The inscriptions  on this horn demonstrated to scholars of the seventeenth and eighteenth century that the early peoples of northern Europe had their own form of writing and could therefore be considered a civilized society.

The horns may have been either musical instruments or drinking horns, and were probably buried as votive offerings or loot. Each weighed over 3 kg. The first (complete) horn, was found in 1639 and sent to Ole Worm (1588-1654), professor of humanities and medicine in Copenhagen, Denmark. Worm had a famous collection of natural and artificial curiosities and was also a scholar of runic inscriptions. A second horn was found in 1734.

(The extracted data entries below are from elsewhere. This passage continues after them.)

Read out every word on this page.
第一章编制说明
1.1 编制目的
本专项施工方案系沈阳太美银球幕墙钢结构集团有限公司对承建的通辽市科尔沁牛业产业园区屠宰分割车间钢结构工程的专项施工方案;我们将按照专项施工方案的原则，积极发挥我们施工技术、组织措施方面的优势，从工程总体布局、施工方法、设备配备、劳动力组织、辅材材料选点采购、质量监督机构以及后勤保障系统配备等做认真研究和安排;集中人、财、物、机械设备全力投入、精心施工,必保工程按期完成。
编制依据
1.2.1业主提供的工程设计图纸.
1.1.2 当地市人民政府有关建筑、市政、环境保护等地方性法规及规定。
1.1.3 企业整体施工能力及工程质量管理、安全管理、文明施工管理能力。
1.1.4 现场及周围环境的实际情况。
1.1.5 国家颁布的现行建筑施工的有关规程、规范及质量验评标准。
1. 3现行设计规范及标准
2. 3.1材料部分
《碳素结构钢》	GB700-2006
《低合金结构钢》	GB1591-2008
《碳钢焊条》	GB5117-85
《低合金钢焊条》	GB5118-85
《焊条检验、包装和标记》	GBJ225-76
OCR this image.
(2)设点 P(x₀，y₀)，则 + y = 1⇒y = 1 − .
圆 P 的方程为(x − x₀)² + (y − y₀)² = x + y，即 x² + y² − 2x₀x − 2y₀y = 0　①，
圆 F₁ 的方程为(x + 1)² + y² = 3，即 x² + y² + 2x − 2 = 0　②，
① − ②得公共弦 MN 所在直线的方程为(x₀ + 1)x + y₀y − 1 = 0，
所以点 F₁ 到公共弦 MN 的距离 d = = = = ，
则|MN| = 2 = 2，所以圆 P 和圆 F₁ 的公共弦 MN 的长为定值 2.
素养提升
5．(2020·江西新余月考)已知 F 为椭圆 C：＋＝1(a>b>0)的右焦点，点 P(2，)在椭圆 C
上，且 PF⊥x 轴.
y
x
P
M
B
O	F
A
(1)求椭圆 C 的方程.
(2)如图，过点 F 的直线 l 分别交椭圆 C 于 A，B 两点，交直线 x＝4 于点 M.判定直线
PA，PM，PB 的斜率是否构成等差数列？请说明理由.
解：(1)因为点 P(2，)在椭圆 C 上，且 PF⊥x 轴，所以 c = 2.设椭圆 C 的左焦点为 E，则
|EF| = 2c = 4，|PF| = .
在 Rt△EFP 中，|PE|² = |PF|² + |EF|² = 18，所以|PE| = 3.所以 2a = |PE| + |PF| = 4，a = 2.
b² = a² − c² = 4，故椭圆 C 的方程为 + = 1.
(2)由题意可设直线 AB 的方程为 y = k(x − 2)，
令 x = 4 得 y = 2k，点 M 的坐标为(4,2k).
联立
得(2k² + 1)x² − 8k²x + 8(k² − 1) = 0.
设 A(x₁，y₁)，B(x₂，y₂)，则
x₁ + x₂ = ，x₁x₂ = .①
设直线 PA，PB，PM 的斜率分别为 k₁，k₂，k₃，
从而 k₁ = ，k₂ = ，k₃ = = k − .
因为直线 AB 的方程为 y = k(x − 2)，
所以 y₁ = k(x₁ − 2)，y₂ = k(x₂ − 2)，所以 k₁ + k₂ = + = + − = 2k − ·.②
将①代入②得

Sadly, both horns were stolen from the Danish royal collections in 1802 and were melted down by the thief.

You can see in Worm’s letters, that not only did the horn make an impression, but also the letter and the interpretation. In that same year there were such lively discussions on the horn among the scholars of Königsberg, now Kaliningrad!

In 1643 Worm reiterated the description of the golden horn in his great work on Danish runic inscriptions,‘Monumenta Danica’. In 1644, his descriptions of the horn reached for scholars and libraries in Schleswig, Königsberg, London, Rome, Venice and Padua. Several learned men wrote poems for him, and the golden horn was mentioned in an Italian manus. Map Cartoonist Johannes Meyer placed the finds on several of his map of South Jutland.

This doesn't look like Moral behavior to me.

When the Swedish commander Torstensson attacked Jutland in 1643, Peter Winstrup wrote a long poem in Latin addressed to the bishop of Scania (which at that time still belonged to Denmark), the poem was called‘Cornicen Danicus’. It was immediately translated into Danish, entitled ‘The Danish Horn Blower’. He interpreted the horn and its images as an warning of war, and his interpretations were very hostile to the Swedish. Paul Egard and Enevold Nielssen Randulf were among some of the other scholars who interpreted the Golden Horn In the 1640s. They were both deans in Holstein, and had a more Christian interpretation of the horn.

All these works were illustrated with copies of Worms depictions of the horn. The Golden Horn remained known throughout the 1600s, both in terms of interpretations of the horn and designs. In Scandinavia, the 17th-century Danish scholars Thomas Bartholin and Ole Worm, and the Swede Olof Rudbeck were the first to set the standard for using runic inscriptions and Icelandic sagas as historical sources.

There is a recent book on the iconic and social development of  the Norse renaissance,The Golden Horns: Mythic Imagination and the Nordic Past  By John L. Greenway, which places Worm as one of the founders of this mythic imagination.